Das Bild, welches die Utopisten und Visionäre diese Tage zeichnen, zeigt eine Menschheit, die nach Corona den Neuanfang wagen will. Kooperieren will. MIT der Natur und nicht GEGEN die Natur wirtschaften und ihre Gesetze respektieren will.Es muss nicht bei Null gestartet werden, denn der Umbau hin zu einer naturbewahrenden Wirtschaftsordnung hat schon vor Corona begonnen. Die EU will bis 2030 ein Drittel ihres Energiebedarfs aus erneuerbaren Energien decken. Überall auf der Welt experimentieren Kommunen mit nachhaltiger, unabhängiger Lebensmittel- und Energieversorgung. In den urbanen Communities etablieren sich unaufhaltsam nachhaltige Trends wie Konsumverzicht, Tauschbörsen und das Auto als Statussymbol verliert zunehmend an Attraktivität unter den Führerscheinanfängern in den europäischen Metropolen. Die türkische Regierung hat 2017 unter der Schirmherrschaft der First Lady Ermine Erdoğan eine mehrjährige Zero-Waste-Kampagne ins Rollen gebracht. Recycling und Müllreduktion sowie die Vermeidung von Plastikmüll im Meer sind die großen Ziele der Kampagne.

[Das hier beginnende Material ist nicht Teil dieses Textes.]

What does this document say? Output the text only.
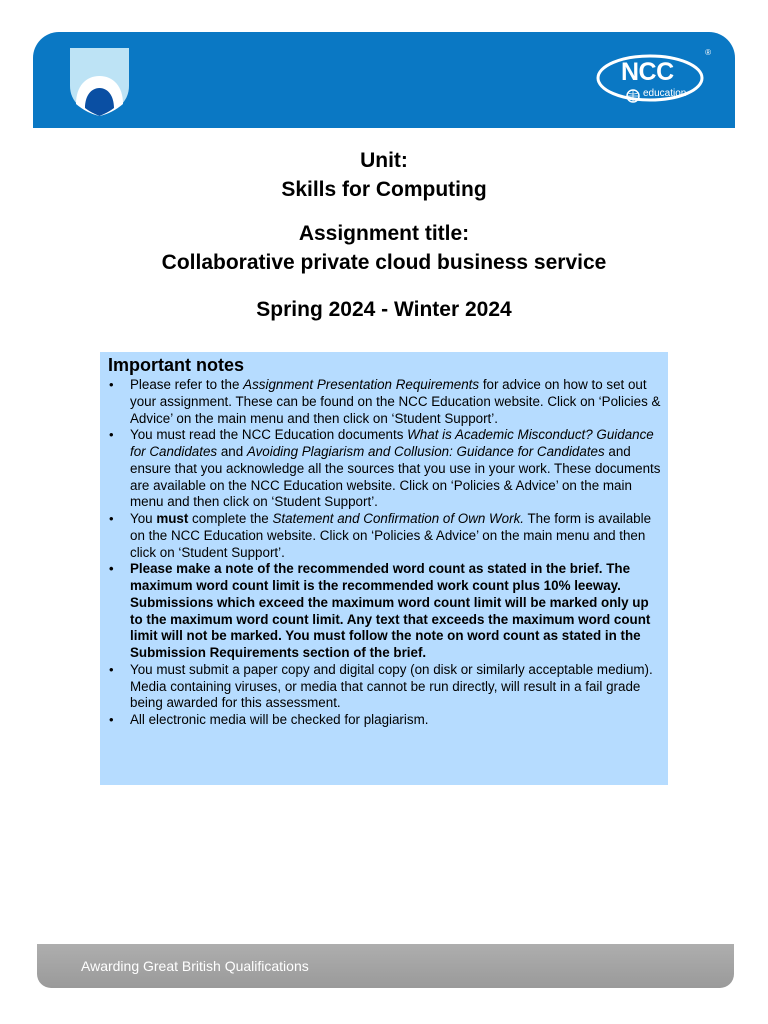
NCC
education
®

Unit:

Skills for Computing

Assignment title:

Collaborative private cloud business service

Spring 2024 - Winter 2024

Important notes
• Please refer to the Assignment Presentation Requirements for advice on how to set out your assignment. These can be found on the NCC Education website. Click on ‘Policies & Advice’ on the main menu and then click on ‘Student Support’.
• You must read the NCC Education documents What is Academic Misconduct? Guidance for Candidates and Avoiding Plagiarism and Collusion: Guidance for Candidates and ensure that you acknowledge all the sources that you use in your work. These documents are available on the NCC Education website. Click on ‘Policies & Advice’ on the main menu and then click on ‘Student Support’.
• You must complete the Statement and Confirmation of Own Work. The form is available on the NCC Education website. Click on ‘Policies & Advice’ on the main menu and then click on ‘Student Support’.
• Please make a note of the recommended word count as stated in the brief. The maximum word count limit is the recommended work count plus 10% leeway. Submissions which exceed the maximum word count limit will be marked only up to the maximum word count limit. Any text that exceeds the maximum word count limit will not be marked. You must follow the note on word count as stated in the Submission Requirements section of the brief.
• You must submit a paper copy and digital copy (on disk or similarly acceptable medium). Media containing viruses, or media that cannot be run directly, will result in a fail grade being awarded for this assessment.
• All electronic media will be checked for plagiarism.
Awarding Great British Qualifications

Rückgang der Stickstoffdioxid-Luftverschmutzung in China seit Ausbruch der Corona-Pandemie  (ESA, NASA)

Diese Öko-Trends entspringen dem Bedürfnis und der Notwendigkeit, unser naturzerstörendes kapitalistisches „Wirtschaftswachstumssystem“ zu einer sogenannten Postwachstumsökonomie umzubauen. In dieser wird globalisierte Wertschöpfung, Produktion und Handel zugunsten einer lokalen und regionalen Selbstversorgung zurückgebaut. Sanfter, regionaler Ökotourismus wird zum Megatrend. Auch die „Circular Economy“, bei der alle Rohstoffe in möglichst geschlossenen Kreisläufen im Einsatz reduziert, wiederbenutzt und wiederverwertet werden, könnte zum neuen Standard werden. Der Einsatz von Erdöl, Erdgas und Kohle wird vollständig durch nachhaltige Rohstoffe und Energieträger ersetzt. Wenn die Menschheit den Neustart nach dem Corona-Shutdown dazu nutzt, um diesen Öko-Trends zum Durchbruch zu verhelfen, könnte der Umbau zur Postwachstumsgesellschaft in kürzester Zeit gelingen. Denn jedes System, das einmal heruntergefahren wird, kann viel einfacher neu aufgesetzt werden. Das gilt für Computer wie auch für Wirtschaftssysteme.

Es sind jetzt die Utopisten und Visionäre gefragt, ein positives Zukunftsbild zu zeichnen und Zuversicht zu verbreiten. Denn Angst ist ein schlechter Berater und eine verängstige Weltbevölkerung wird keine Experimente wagen und sich nach „back to normal“ sehnen.Wenn aber Zuversicht, Innovationskraft und Mut die Angst besiegt, dann wird die Welt nach Corona eine bessere sein. Solidarischer, entschleunigt, grüner.